Bug #3142 appears to be caused by the following sequence:
- object X missing on primary and replica
- [assert-ver,watch], notify, unwatch requests come in, get deferred
- object is recovered on primary, !missing, create_object_context
- populate_obc_watchers() does nothing, since still degraded
- notify happens now (odd but ok?)
- replica recovered, !degraded
- watch skips bc of bad assert
- unwatch trips up on an assert because populate_obc_watchers never
ran
Fix this by populating the obc watcher when !missing, not when
!degraded.
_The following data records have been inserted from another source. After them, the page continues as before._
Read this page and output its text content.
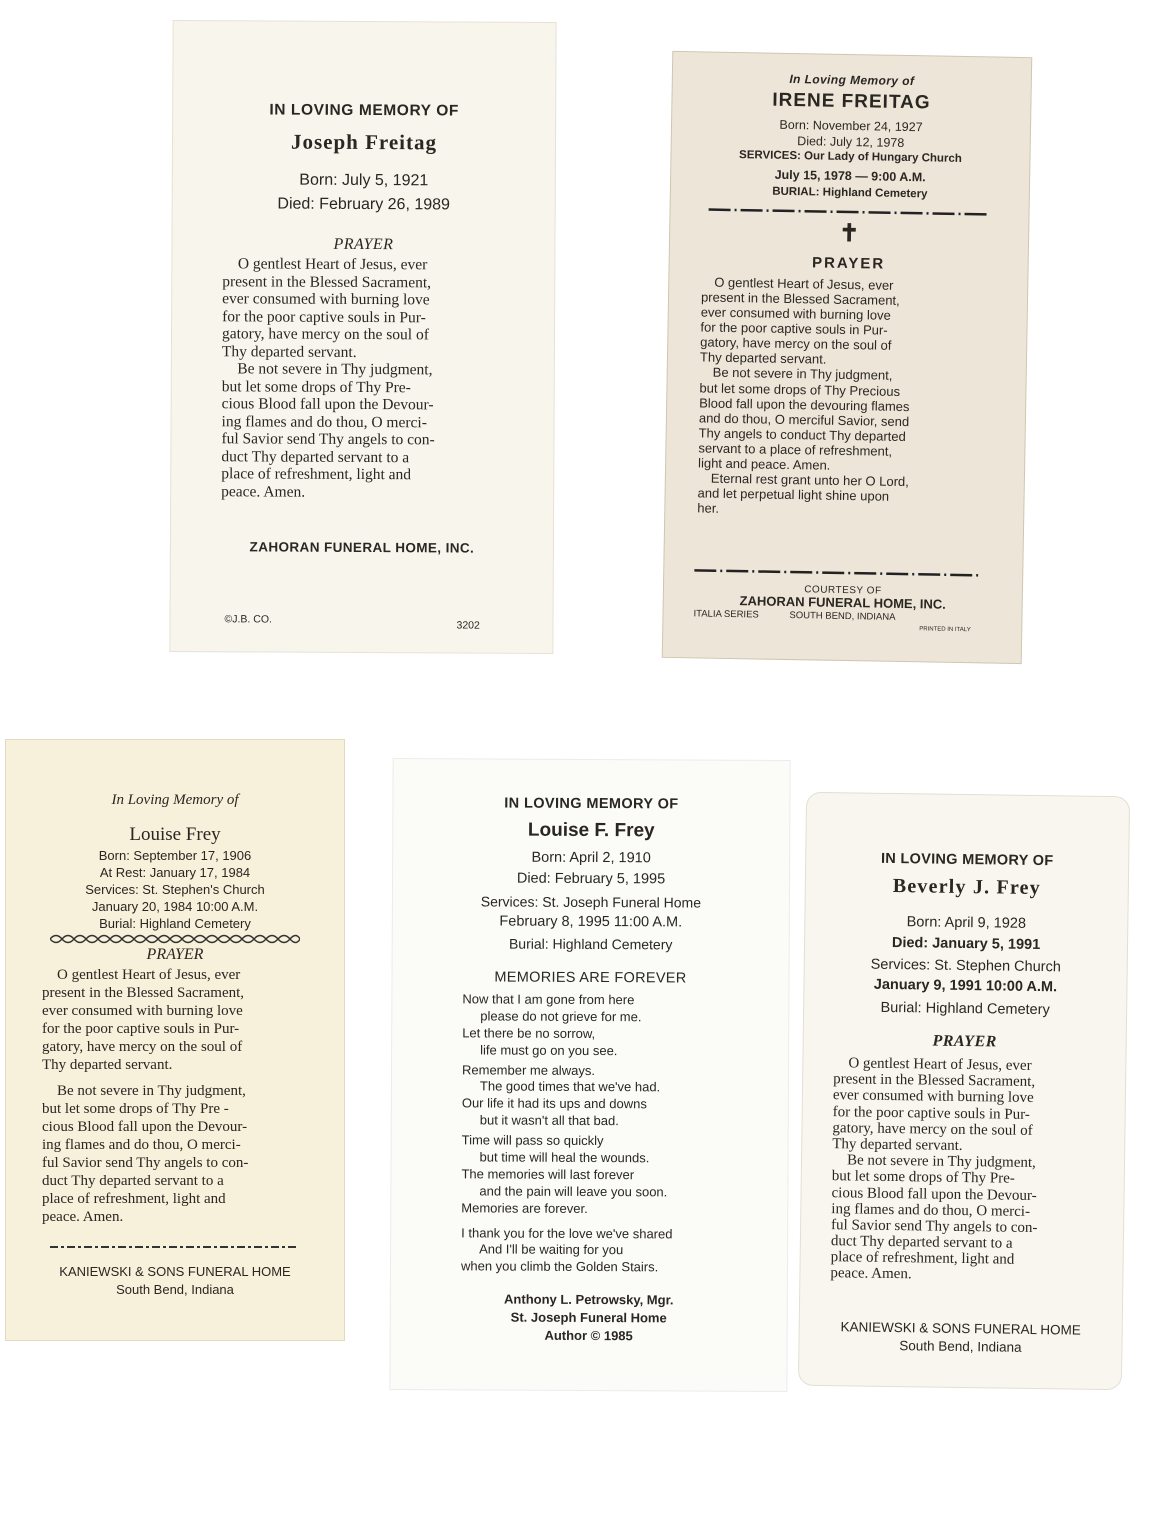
IN LOVING MEMORY OF
Joseph Freitag
Born: July 5, 1921
Died: February 26, 1989
PRAYER
O gentlest Heart of Jesus, ever
present in the Blessed Sacrament,
ever consumed with burning love
for the poor captive souls in Pur-
gatory, have mercy on the soul of
Thy departed servant.
Be not severe in Thy judgment,
but let some drops of Thy Pre-
cious Blood fall upon the Devour-
ing flames and do thou, O merci-
ful Savior send Thy angels to con-
duct Thy departed servant to a
place of refreshment, light and
peace. Amen.
ZAHORAN FUNERAL HOME, INC.
©J.B. CO.
3202
In Loving Memory of
IRENE FREITAG
Born: November 24, 1927
Died: July 12, 1978
SERVICES: Our Lady of Hungary Church
July 15, 1978 — 9:00 A.M.
BURIAL: Highland Cemetery
✝
PRAYER
O gentlest Heart of Jesus, ever
present in the Blessed Sacrament,
ever consumed with burning love
for the poor captive souls in Pur-
gatory, have mercy on the soul of
Thy departed servant.
Be not severe in Thy judgment,
but let some drops of Thy Precious
Blood fall upon the devouring flames
and do thou, O merciful Savior, send
Thy angels to conduct Thy departed
servant to a place of refreshment,
light and peace. Amen.
Eternal rest grant unto her O Lord,
and let perpetual light shine upon
her.
COURTESY OF
ZAHORAN FUNERAL HOME, INC.
ITALIA SERIES	SOUTH BEND, INDIANA
PRINTED IN ITALY
In Loving Memory of
Louise Frey
Born: September 17, 1906
At Rest: January 17, 1984
Services: St. Stephen's Church
January 20, 1984 10:00 A.M.
Burial: Highland Cemetery
PRAYER
O gentlest Heart of Jesus, ever
present in the Blessed Sacrament,
ever consumed with burning love
for the poor captive souls in Pur-
gatory, have mercy on the soul of
Thy departed servant.
Be not severe in Thy judgment,
but let some drops of Thy Pre -
cious Blood fall upon the Devour-
ing flames and do thou, O merci-
ful Savior send Thy angels to con-
duct Thy departed servant to a
place of refreshment, light and
peace. Amen.
KANIEWSKI & SONS FUNERAL HOME
South Bend, Indiana
IN LOVING MEMORY OF
Louise F. Frey
Born: April 2, 1910
Died: February 5, 1995
Services: St. Joseph Funeral Home
February 8, 1995 11:00 A.M.
Burial: Highland Cemetery
MEMORIES ARE FOREVER
Now that I am gone from here
please do not grieve for me.
Let there be no sorrow,
life must go on you see.
Remember me always.
The good times that we've had.
Our life it had its ups and downs
but it wasn't all that bad.
Time will pass so quickly
but time will heal the wounds.
The memories will last forever
and the pain will leave you soon.
Memories are forever.
I thank you for the love we've shared
And I'll be waiting for you
when you climb the Golden Stairs.
Anthony L. Petrowsky, Mgr.
St. Joseph Funeral Home
Author © 1985
IN LOVING MEMORY OF
Beverly J. Frey
Born: April 9, 1928
Died: January 5, 1991
Services: St. Stephen Church
January 9, 1991 10:00 A.M.
Burial: Highland Cemetery
PRAYER
O gentlest Heart of Jesus, ever
present in the Blessed Sacrament,
ever consumed with burning love
for the poor captive souls in Pur-
gatory, have mercy on the soul of
Thy departed servant.
Be not severe in Thy judgment,
but let some drops of Thy Pre-
cious Blood fall upon the Devour-
ing flames and do thou, O merci-
ful Savior send Thy angels to con-
duct Thy departed servant to a
place of refreshment, light and
peace. Amen.
KANIEWSKI & SONS FUNERAL HOME
South Bend, Indiana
This conditional dates back to Sam's original watch/notify
cleanup in October 2011.
Signed-off-by: Sage Weil <sage@inktank.com>
Reviewed-by: Samuel Just <sam.just@inktank.com>
void ReplicatedPG::populate_obc_watchers(ObjectContext *obc)
{
- if (!is_active() || is_degraded_object(obc->obs.oi.soid) ||
- is_missing_object(obc->obs.oi.soid))
+ if (!is_active() ||
+ is_missing_object(obc->obs.oi.soid)) {
+ dout(10) << "populate_obc_watchers " << obc->obs.oi.soid << " !active or missing, waiting" << dendl;
return;
+ }
+ dout(10) << "populate_obc_watchers " << obc->obs.oi.soid << dendl;
if (!obc->obs.oi.watchers.empty()) {
Mutex::Locker l(osd->watch_lock);
assert(obc->unconnected_watchers.size() == 0);